Toutefois, ce texte est très clair sur l'abus éventuel du dispositif aux fins de masquer un plan social (à partir de dix salariés) ou couvrir une GPEC qui viserait à se séparer de catégories fragiles, les moins qualifiés ou des seniors de 57,5 ans à 60 ans, qui, pour le moment, sont dispensés de recherche d'emploi, une fois au chômage.

Démasquer les plans sociaux

Les directions du travail sont en alerte. Avant Noël, l'une d'elles, en région parisienne, s'est étonnée : le même jour, elle avait reçu 47 demandes émanant d'une banque du CAC 40. Soupçonnant le camouflage d'un PSE, elle ne les a pas homologuées. « Dès qu'on a des demandes rapprochées d'une même entreprise, je diligente une enquête, souligne Alain Martinon. On évalue son plan de charge, on regarde si les personnes sont remplacées. » Si elles ne le sont pas, le contournement est probable.

Vice de consentement

A cela peut s'ajouter un «vice de consentement», le salarié estimant avoir été dupé (lire encadré). « Il suffit qu'il ait conclu une rupture amiable et que, vingt jours plus tard, l'employeur lance un plan social avec des conditions de départ très avantageuses, dont un outplacement. Il pourra plaider la tromperie », expose Stéphane Béal. De fait, ce vice de consentement est la seule arme d'attaque sérieuse contre un dispositif plutôt bien bordé. En tout cas, au conseil des prud'hommes de Paris, les juges s'y attendent. Certains, dénonçant des « contrats bricolés sans motif », s'apprêtent, au moindre doute sur une pratique de chantage, à requalifier la rupture en licenciement sans cause réelle et sérieuse. La pénalité : six mois de salaire minimum, des dommages et intérêts, et le remboursement aux Assedic.

LE CODE NAPOLÉON, LA RÉFÉRENCE

«La rupture d'un commun accord entre deux parties» existe dans le Code civil depuis 1804 et elle subsiste.
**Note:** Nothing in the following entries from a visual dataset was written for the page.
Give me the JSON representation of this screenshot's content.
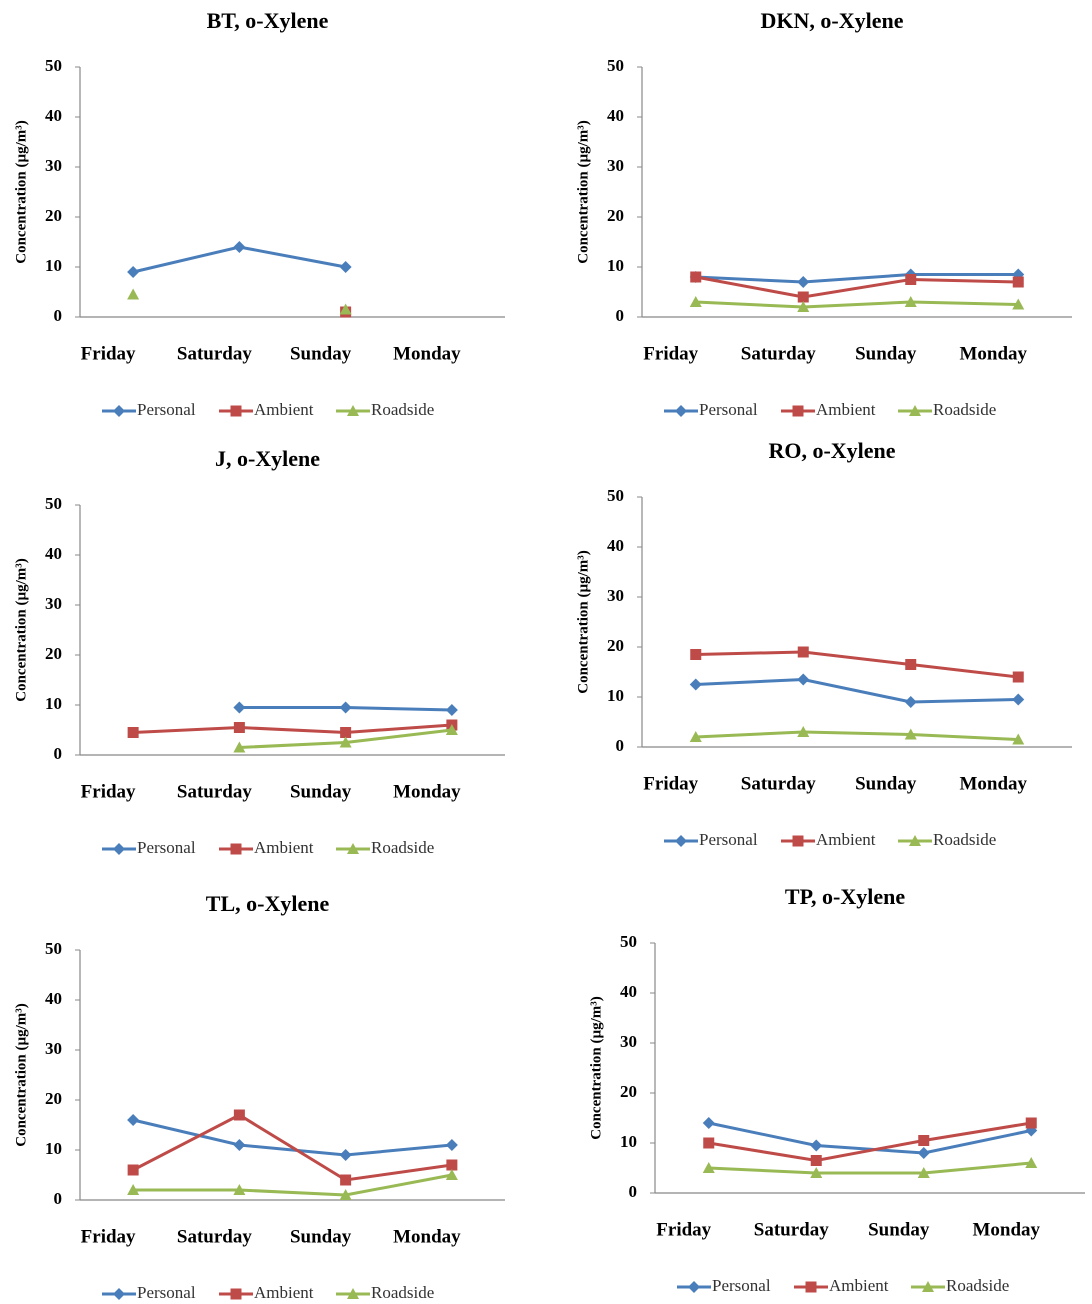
{
  "chart_data": [
    {
      "type": "line",
      "title": "BT, o-Xylene",
      "y_label": "Concentration (µg/m³)",
      "categories": [
        "Friday",
        "Saturday",
        "Sunday",
        "Monday"
      ],
      "series": [
        {
          "name": "Personal",
          "color": "#4a7ebb",
          "values": [
            9,
            14,
            10,
            null
          ]
        },
        {
          "name": "Ambient",
          "color": "#be4b48",
          "values": [
            null,
            null,
            1,
            null
          ]
        },
        {
          "name": "Roadside",
          "color": "#98b954",
          "values": [
            4.5,
            null,
            1.5,
            null
          ]
        }
      ],
      "ylim": [
        0,
        50
      ],
      "yticks": [
        0,
        10,
        20,
        30,
        40,
        50
      ],
      "legend": "bottom"
    },
    {
      "type": "line",
      "title": "DKN, o-Xylene",
      "y_label": "Concentration (µg/m³)",
      "categories": [
        "Friday",
        "Saturday",
        "Sunday",
        "Monday"
      ],
      "series": [
        {
          "name": "Personal",
          "color": "#4a7ebb",
          "values": [
            8,
            7,
            8.5,
            8.5
          ]
        },
        {
          "name": "Ambient",
          "color": "#be4b48",
          "values": [
            8,
            4,
            7.5,
            7
          ]
        },
        {
          "name": "Roadside",
          "color": "#98b954",
          "values": [
            3,
            2,
            3,
            2.5
          ]
        }
      ],
      "ylim": [
        0,
        50
      ],
      "yticks": [
        0,
        10,
        20,
        30,
        40,
        50
      ],
      "legend": "bottom"
    },
    {
      "type": "line",
      "title": "J, o-Xylene",
      "y_label": "Concentration (µg/m³)",
      "categories": [
        "Friday",
        "Saturday",
        "Sunday",
        "Monday"
      ],
      "series": [
        {
          "name": "Personal",
          "color": "#4a7ebb",
          "values": [
            null,
            9.5,
            9.5,
            9
          ]
        },
        {
          "name": "Ambient",
          "color": "#be4b48",
          "values": [
            4.5,
            5.5,
            4.5,
            6
          ]
        },
        {
          "name": "Roadside",
          "color": "#98b954",
          "values": [
            null,
            1.5,
            2.5,
            5
          ]
        }
      ],
      "ylim": [
        0,
        50
      ],
      "yticks": [
        0,
        10,
        20,
        30,
        40,
        50
      ],
      "legend": "bottom"
    },
    {
      "type": "line",
      "title": "RO, o-Xylene",
      "y_label": "Concentration (µg/m³)",
      "categories": [
        "Friday",
        "Saturday",
        "Sunday",
        "Monday"
      ],
      "series": [
        {
          "name": "Personal",
          "color": "#4a7ebb",
          "values": [
            12.5,
            13.5,
            9,
            9.5
          ]
        },
        {
          "name": "Ambient",
          "color": "#be4b48",
          "values": [
            18.5,
            19,
            16.5,
            14
          ]
        },
        {
          "name": "Roadside",
          "color": "#98b954",
          "values": [
            2,
            3,
            2.5,
            1.5
          ]
        }
      ],
      "ylim": [
        0,
        50
      ],
      "yticks": [
        0,
        10,
        20,
        30,
        40,
        50
      ],
      "legend": "bottom"
    },
    {
      "type": "line",
      "title": "TL, o-Xylene",
      "y_label": "Concentration (µg/m³)",
      "categories": [
        "Friday",
        "Saturday",
        "Sunday",
        "Monday"
      ],
      "series": [
        {
          "name": "Personal",
          "color": "#4a7ebb",
          "values": [
            16,
            11,
            9,
            11
          ]
        },
        {
          "name": "Ambient",
          "color": "#be4b48",
          "values": [
            6,
            17,
            4,
            7
          ]
        },
        {
          "name": "Roadside",
          "color": "#98b954",
          "values": [
            2,
            2,
            1,
            5
          ]
        }
      ],
      "ylim": [
        0,
        50
      ],
      "yticks": [
        0,
        10,
        20,
        30,
        40,
        50
      ],
      "legend": "bottom"
    },
    {
      "type": "line",
      "title": "TP, o-Xylene",
      "y_label": "Concentration (µg/m³)",
      "categories": [
        "Friday",
        "Saturday",
        "Sunday",
        "Monday"
      ],
      "series": [
        {
          "name": "Personal",
          "color": "#4a7ebb",
          "values": [
            14,
            9.5,
            8,
            12.5
          ]
        },
        {
          "name": "Ambient",
          "color": "#be4b48",
          "values": [
            10,
            6.5,
            10.5,
            14
          ]
        },
        {
          "name": "Roadside",
          "color": "#98b954",
          "values": [
            5,
            4,
            4,
            6
          ]
        }
      ],
      "ylim": [
        0,
        50
      ],
      "yticks": [
        0,
        10,
        20,
        30,
        40,
        50
      ],
      "legend": "bottom"
    }
  ]
}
Elle s'applique à tous les contrats civils et commerciaux, mariage, assurance, vente, travail, etc. L'article 1109 explicite le vice de consentement. « Le consentement ne doit pas être entaché d'erreur, de dol ou de violence ». Autrement dit, extorquer un «oui» par le harcèlement, la tromperie ou des manoeuvres frauduleuses amène droit au contentieux.